Trajectory Forecasting through Low-Rank Adaptation of Discrete Latent Codes
Riccardo Benaglia, Angelo Porrello, Pietro Buzzega, Simone Calderara, Rita Cucchiara
TL;DR
This work tackles multi-agent trajectory forecasting with a multi-modal generative model that mitigates posterior collapse by using a Vector Quantized VAE (VQ-VAE) with a context-aware, instance-based codebook. A low-rank adaptation mechanism conditions the codebook on past motion and neighbor interactions, producing a flexible yet compact latent space $e_c$ for discrete representations. A diffusion-based categorical prior then enables non-autoregressive sampling of latent codes, while a k-means centroids strategy improves multi-modal coverage and reduces noise.

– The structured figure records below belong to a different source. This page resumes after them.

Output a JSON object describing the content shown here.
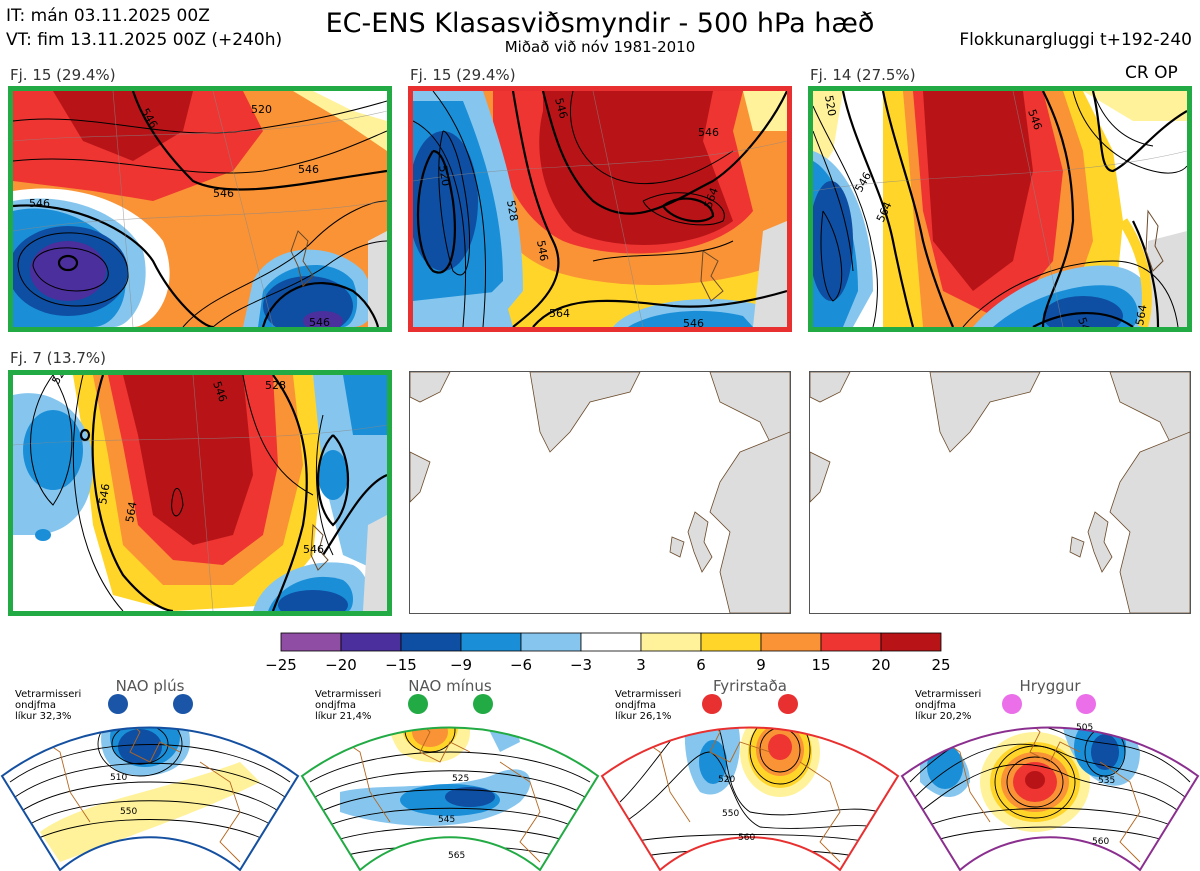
{
  "header": {
    "it": "IT: mán 03.11.2025 00Z",
    "vt": "VT: fim 13.11.2025 00Z  (+240h)",
    "title": "EC-ENS Klasasviðsmyndir - 500 hPa hæð",
    "subtitle": "Miðað við nóv 1981-2010",
    "window": "Flokkunargluggi t+192-240"
  },
  "panels": [
    {
      "label": "Fj. 15 (29.4%)",
      "frame": "#22aa44",
      "extra": "",
      "contours": [
        "520",
        "546",
        "546",
        "546",
        "546",
        "546"
      ]
    },
    {
      "label": "Fj. 15 (29.4%)",
      "frame": "#e83030",
      "extra": "",
      "contours": [
        "546",
        "546",
        "520",
        "528",
        "546",
        "564",
        "564",
        "546"
      ]
    },
    {
      "label": "Fj. 14 (27.5%)",
      "frame": "#22aa44",
      "extra": "CR OP",
      "contours": [
        "520",
        "546",
        "546",
        "564",
        "546",
        "564"
      ]
    },
    {
      "label": "Fj. 7 (13.7%)",
      "frame": "#22aa44",
      "extra": "",
      "contours": [
        "520",
        "546",
        "528",
        "546",
        "564",
        "546"
      ]
    },
    {
      "label": "",
      "frame": "",
      "extra": "",
      "contours": []
    },
    {
      "label": "",
      "frame": "",
      "extra": "",
      "contours": []
    }
  ],
  "colorbar": {
    "colors": [
      "#8f4ea3",
      "#4b2f9c",
      "#0e4fa3",
      "#1a8fd8",
      "#86c6ee",
      "#ffffff",
      "#fff29a",
      "#ffd52a",
      "#f99336",
      "#ee3532",
      "#b81418"
    ],
    "ticks": [
      "−25",
      "−20",
      "−15",
      "−9",
      "−6",
      "−3",
      "3",
      "6",
      "9",
      "15",
      "20",
      "25"
    ]
  },
  "regimes": [
    {
      "title": "NAO plús",
      "info": [
        "Vetrarmisseri",
        "ondjfma",
        "líkur 32,3%"
      ],
      "color": "#1550a0",
      "dot": "#1a55a8",
      "contours": [
        "510",
        "550"
      ]
    },
    {
      "title": "NAO mínus",
      "info": [
        "Vetrarmisseri",
        "ondjfma",
        "líkur 21,4%"
      ],
      "color": "#22aa44",
      "dot": "#22aa44",
      "contours": [
        "525",
        "545",
        "565"
      ]
    },
    {
      "title": "Fyrirstaða",
      "info": [
        "Vetrarmisseri",
        "ondjfma",
        "líkur 26,1%"
      ],
      "color": "#e83030",
      "dot": "#e83030",
      "contours": [
        "520",
        "550",
        "560"
      ]
    },
    {
      "title": "Hryggur",
      "info": [
        "Vetrarmisseri",
        "ondjfma",
        "líkur 20,2%"
      ],
      "color": "#8b2f8f",
      "dot": "#ea6fe8",
      "contours": [
        "505",
        "535",
        "560"
      ]
    }
  ]
}
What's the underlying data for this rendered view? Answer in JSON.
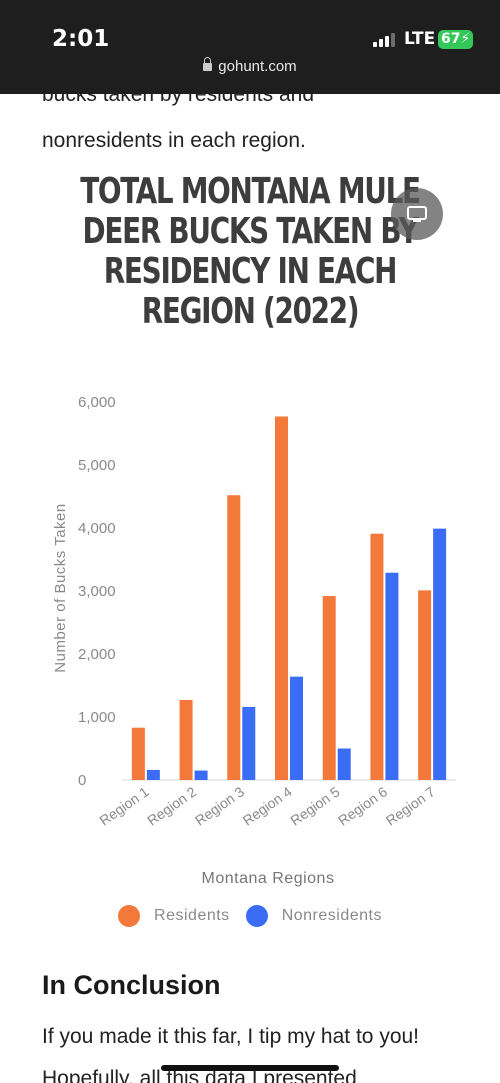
{
  "status_bar": {
    "time": "2:01",
    "network": "LTE",
    "battery": "67"
  },
  "browser": {
    "url": "gohunt.com"
  },
  "article": {
    "intro_partial": "bucks taken by residents and",
    "intro_line": "nonresidents in each region.",
    "section_heading": "In Conclusion",
    "conclusion_text": "If you made it this far, I tip my hat to you! Hopefully, all this data I presented"
  },
  "chart_data": {
    "type": "bar",
    "title": "TOTAL MONTANA MULE DEER BUCKS TAKEN BY RESIDENCY IN EACH REGION (2022)",
    "xlabel": "Montana Regions",
    "ylabel": "Number of Bucks Taken",
    "ylim": [
      0,
      6000
    ],
    "yticks": [
      "0",
      "1,000",
      "2,000",
      "3,000",
      "4,000",
      "5,000",
      "6,000"
    ],
    "categories": [
      "Region 1",
      "Region 2",
      "Region 3",
      "Region 4",
      "Region 5",
      "Region 6",
      "Region 7"
    ],
    "series": [
      {
        "name": "Residents",
        "color": "#f2793a",
        "values": [
          830,
          1270,
          4520,
          5770,
          2920,
          3910,
          3010
        ]
      },
      {
        "name": "Nonresidents",
        "color": "#3b6cf5",
        "values": [
          160,
          150,
          1160,
          1640,
          500,
          3290,
          3990
        ]
      }
    ],
    "legend_position": "bottom",
    "grid": false
  },
  "icons": {
    "lock": "lock-icon",
    "floating": "picture-in-picture-icon"
  }
}
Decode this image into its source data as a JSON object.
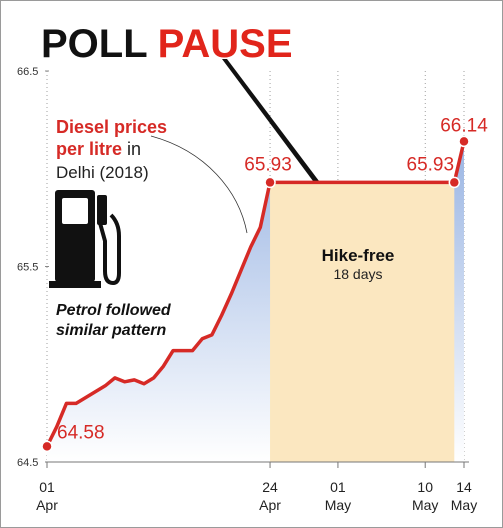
{
  "title": {
    "part1": "POLL",
    "part2": "PAUSE"
  },
  "note": {
    "bold": "Diesel prices",
    "line2_bold": "per litre",
    "line2_rest": " in",
    "line3": "Delhi (2018)"
  },
  "petrol_note": {
    "line1": "Petrol followed",
    "line2": "similar pattern"
  },
  "hike_free": {
    "title": "Hike-free",
    "subtitle": "18 days"
  },
  "colors": {
    "line": "#d62a26",
    "band": "#fbe7c0",
    "area_top": "#9ab5e3",
    "title_red": "#e1251b"
  },
  "chart_data": {
    "type": "line",
    "title": "POLL PAUSE",
    "ylabel": "",
    "xlabel": "",
    "ylim": [
      64.5,
      66.5
    ],
    "y_ticks": [
      "64.5",
      "65.5",
      "66.5"
    ],
    "x_ticks": [
      {
        "day": 0,
        "top": "01",
        "bottom": "Apr"
      },
      {
        "day": 23,
        "top": "24",
        "bottom": "Apr"
      },
      {
        "day": 30,
        "top": "01",
        "bottom": "May"
      },
      {
        "day": 39,
        "top": "10",
        "bottom": "May"
      },
      {
        "day": 43,
        "top": "14",
        "bottom": "May"
      }
    ],
    "series": [
      {
        "x": [
          0,
          1,
          2,
          3,
          4,
          5,
          6,
          7,
          8,
          9,
          10,
          11,
          12,
          13,
          14,
          15,
          16,
          17,
          18,
          19,
          20,
          21,
          22,
          23,
          42,
          43
        ],
        "values": [
          64.58,
          64.68,
          64.8,
          64.8,
          64.83,
          64.86,
          64.89,
          64.93,
          64.91,
          64.92,
          64.9,
          64.93,
          64.99,
          65.07,
          65.07,
          65.07,
          65.13,
          65.15,
          65.25,
          65.36,
          65.48,
          65.6,
          65.7,
          65.93,
          65.93,
          66.14
        ]
      }
    ],
    "data_labels": [
      {
        "x": 0,
        "text": "64.58"
      },
      {
        "x": 23,
        "text": "65.93"
      },
      {
        "x": 42,
        "text": "65.93"
      },
      {
        "x": 43,
        "text": "66.14"
      }
    ],
    "highlight": {
      "from": 23,
      "to": 42,
      "label": "Hike-free",
      "sublabel": "18 days"
    }
  }
}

The approach achieves state-of-the-art results on three benchmarks (e.g., Stanford Drone, NBA, NFL) and demonstrates strong ablations, confirming the benefits of per-instance codebook customization and discrete diffusion for trajectory forecasting, with practical implications for surveillance, sports analytics, and autonomous systems.
Abstract
Trajectory forecasting is crucial for video surveillance analytics, as it enables the anticipation of future movements for a set of agents, e.g. basketball players engaged in intricate interactions with long-term intentions. Deep generative models offer a natural learning approach for trajectory forecasting, yet they encounter difficulties in achieving an optimal balance between sampling fidelity and diversity. We address this challenge by leveraging Vector Quantized Variational Autoencoders (VQ-VAEs), which utilize a discrete latent space to tackle the issue of posterior collapse. Specifically, we introduce an instance-based codebook that allows tailored latent representations for each example. In a nutshell, the rows of the codebook are dynamically adjusted to reflect contextual information (i.e., past motion patterns extracted from the observed trajectories). In this way, the discretization process gains flexibility, leading to improved reconstructions. Notably, instance-level dynamics are injected into the codebook through low-rank updates, which restrict the customization of the codebook to a lower dimension space. The resulting discrete space serves as the basis of the subsequent step, which regards the training of a diffusion-based predictive model. We show that such a two-fold framework, augmented with instance-level discretization, leads to accurate and diverse forecasts, yielding state-of-the-art performance on three established benchmarks.